Jan Vermeer hat das Gemälde “Briefleserin am offenen Fenster” von 1657 bis 1659 erschaffen.
Bis 1979 war das Original verschwunden – und hing doch in den Museen direkt vor den Augen des Publikums. Wie das geht?
Das erste Bild ist eine – nicht von Jan Vermeer – veränderte Fassung, in der das “Bild im Bild” eines Cupido (Liebesgott / Amor) fehlt. Das zweite Bild ist das Original, wie es 1979 beim Röntgen entdeckt wurde.

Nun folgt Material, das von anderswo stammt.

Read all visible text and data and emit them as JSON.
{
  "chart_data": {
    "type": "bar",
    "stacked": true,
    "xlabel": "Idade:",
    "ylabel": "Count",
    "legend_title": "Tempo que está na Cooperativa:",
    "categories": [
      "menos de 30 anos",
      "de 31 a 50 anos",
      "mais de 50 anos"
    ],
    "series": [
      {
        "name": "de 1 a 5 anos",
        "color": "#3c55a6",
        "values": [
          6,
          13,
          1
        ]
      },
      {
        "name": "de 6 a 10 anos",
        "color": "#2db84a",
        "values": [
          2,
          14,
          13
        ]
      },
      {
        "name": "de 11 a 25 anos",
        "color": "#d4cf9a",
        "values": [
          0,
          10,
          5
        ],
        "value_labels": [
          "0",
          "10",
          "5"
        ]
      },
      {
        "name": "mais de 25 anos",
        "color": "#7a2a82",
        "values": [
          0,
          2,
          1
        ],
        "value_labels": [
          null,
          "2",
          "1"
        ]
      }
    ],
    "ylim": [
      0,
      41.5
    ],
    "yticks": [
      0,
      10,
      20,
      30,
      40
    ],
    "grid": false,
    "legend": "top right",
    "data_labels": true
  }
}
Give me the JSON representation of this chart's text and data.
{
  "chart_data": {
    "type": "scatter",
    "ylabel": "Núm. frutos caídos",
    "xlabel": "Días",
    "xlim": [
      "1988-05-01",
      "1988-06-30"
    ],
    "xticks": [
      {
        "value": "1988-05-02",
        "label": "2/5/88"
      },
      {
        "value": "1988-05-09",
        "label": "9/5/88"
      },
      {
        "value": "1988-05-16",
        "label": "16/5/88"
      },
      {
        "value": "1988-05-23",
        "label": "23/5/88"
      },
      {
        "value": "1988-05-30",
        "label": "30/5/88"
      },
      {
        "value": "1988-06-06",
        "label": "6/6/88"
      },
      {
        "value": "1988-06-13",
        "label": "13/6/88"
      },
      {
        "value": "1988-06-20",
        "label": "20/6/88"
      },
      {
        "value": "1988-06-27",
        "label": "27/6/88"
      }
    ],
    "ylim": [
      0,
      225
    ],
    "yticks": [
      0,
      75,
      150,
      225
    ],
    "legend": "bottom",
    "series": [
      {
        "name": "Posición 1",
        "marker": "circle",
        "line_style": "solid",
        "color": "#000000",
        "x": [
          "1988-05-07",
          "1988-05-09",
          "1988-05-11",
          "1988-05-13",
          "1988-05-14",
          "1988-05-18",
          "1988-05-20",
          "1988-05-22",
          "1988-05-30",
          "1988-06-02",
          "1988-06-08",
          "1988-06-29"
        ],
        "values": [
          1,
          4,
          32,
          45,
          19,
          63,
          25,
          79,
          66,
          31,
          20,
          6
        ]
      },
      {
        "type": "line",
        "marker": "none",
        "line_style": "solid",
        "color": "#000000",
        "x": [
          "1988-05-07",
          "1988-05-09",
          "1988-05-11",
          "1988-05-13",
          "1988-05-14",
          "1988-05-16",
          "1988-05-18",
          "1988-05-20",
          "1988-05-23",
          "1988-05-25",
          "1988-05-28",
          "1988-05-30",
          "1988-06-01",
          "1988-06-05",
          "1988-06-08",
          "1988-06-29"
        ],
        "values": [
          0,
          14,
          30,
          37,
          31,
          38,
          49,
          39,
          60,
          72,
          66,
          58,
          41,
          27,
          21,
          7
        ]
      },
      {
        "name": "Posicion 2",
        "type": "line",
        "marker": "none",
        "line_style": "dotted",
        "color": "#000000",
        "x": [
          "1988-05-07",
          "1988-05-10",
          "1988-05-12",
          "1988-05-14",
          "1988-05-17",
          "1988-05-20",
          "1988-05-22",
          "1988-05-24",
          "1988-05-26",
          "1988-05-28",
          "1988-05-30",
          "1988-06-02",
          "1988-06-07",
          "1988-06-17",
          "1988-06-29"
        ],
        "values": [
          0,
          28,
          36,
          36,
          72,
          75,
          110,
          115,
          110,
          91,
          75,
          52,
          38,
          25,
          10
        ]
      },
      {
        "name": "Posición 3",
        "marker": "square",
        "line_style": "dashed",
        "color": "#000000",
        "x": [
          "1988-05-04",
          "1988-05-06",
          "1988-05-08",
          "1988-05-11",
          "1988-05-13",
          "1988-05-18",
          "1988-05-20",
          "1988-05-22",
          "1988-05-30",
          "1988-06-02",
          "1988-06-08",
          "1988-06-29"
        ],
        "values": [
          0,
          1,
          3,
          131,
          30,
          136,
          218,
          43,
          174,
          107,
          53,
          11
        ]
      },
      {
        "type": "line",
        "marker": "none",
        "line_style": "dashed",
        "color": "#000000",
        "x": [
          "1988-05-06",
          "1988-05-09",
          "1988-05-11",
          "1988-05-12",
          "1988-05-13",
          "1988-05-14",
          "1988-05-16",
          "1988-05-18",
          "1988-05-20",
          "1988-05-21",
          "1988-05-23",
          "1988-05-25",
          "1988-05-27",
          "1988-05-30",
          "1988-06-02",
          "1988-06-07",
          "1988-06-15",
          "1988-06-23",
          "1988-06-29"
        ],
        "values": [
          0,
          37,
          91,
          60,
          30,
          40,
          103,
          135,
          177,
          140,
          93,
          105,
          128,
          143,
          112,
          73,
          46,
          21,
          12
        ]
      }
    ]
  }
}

Die Untersuchungen zeigten, dass der Cupido im 18.Jhd. – in Paris – übermalt wurde. Im Jahr 2017 wurde dann durch Restaurierung der Originalzustands wieder hergestellt.
Ab September 2021 ist das Bild nach fast 300 Jahren wieder “wie neu” öffentlich zu sehen: Genaue Analysen helfen, das “Big Picture” wieder zu ent-decken.